Background: Pulmonary aspiration of gastric contents in pregnant women undergoing general anaesthesia is one of the most feared complications in obstetric anaesthesia. Bedside gastric ultrasonography is a feasible imaging tool to assess the gastric content. The purpose of this study was to investigate the reliability of qualitative bedside assessment of the gastric content performed by anaesthesiologists on third trimester pregnant women.
Methods: Pregnant women (≥32 weeks gestational age) were randomized to undergo ultrasound (US) assessments of their stomach in a fasting state (>8 h), or after ingestion of clear fluids only, or solid food. Three anaesthesiologists trained in gastric ultrasonography performed the assessments using a low-frequency curved-array US transducer (5-2 MHz). Primary outcome of the study was the consistency of raters in diagnosing the correct status of the gastric content, which was used to determine the interrater reliability among the three anaesthesiologists.
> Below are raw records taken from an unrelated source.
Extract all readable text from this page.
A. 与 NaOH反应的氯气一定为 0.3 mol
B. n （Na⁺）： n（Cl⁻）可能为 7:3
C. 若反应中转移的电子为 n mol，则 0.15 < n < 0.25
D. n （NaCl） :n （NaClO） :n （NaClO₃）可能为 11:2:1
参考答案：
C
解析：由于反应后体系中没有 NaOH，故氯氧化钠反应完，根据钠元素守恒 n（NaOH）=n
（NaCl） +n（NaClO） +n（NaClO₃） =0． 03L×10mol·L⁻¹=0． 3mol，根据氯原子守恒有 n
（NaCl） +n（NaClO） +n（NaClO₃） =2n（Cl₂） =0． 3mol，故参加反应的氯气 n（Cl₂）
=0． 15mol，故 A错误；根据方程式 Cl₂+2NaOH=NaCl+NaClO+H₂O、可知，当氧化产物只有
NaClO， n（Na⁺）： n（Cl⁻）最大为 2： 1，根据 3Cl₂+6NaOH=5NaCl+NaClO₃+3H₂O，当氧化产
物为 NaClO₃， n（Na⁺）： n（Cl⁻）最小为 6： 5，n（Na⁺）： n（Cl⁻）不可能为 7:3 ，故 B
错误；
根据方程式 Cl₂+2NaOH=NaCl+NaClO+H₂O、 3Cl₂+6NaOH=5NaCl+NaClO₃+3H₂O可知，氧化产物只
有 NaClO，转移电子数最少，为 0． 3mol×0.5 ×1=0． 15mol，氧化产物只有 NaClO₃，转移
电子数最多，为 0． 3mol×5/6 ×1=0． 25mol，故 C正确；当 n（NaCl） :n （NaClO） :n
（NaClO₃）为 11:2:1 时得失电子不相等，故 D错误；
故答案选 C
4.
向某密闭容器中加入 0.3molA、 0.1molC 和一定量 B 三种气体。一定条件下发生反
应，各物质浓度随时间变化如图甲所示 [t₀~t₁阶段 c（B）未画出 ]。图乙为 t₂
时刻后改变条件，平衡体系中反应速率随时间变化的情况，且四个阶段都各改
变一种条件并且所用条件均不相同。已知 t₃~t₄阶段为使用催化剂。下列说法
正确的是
Secondary outcomes were overall proportion of correct and incorrect diagnoses and the specific proportions of correct diagnosis across the three gastric content groups.
Results: We analysed 32 pregnant women. The interrater reliability displayed a kappa statistic of 0.74 (bias corrected 95% CI: 0.68-0.84). The overall proportion of correct diagnosis was 87.5% (84 of 96). The odds of correct diagnosis for 'solid contents' were 16.7 times the odds for 'empty', and 14.3 times for 'clear fluid'.
Conclusions: Our results show the consistency of the qualitative US assessment of gastric contents of pregnant women in the third trimester by anaesthesiologists. A kappa of 0.74 suggests substantial agreement in terms of interrater reliability for this diagnostic measurement.
Clinical trial registration: ClinicalTrials.gov identifier: NCT01564030.
Keywords: complications, aspiration; complications, regurgitation; equipment, ultrasound machines; gastrointestinal tract, preoperative aspiration; pregnancy.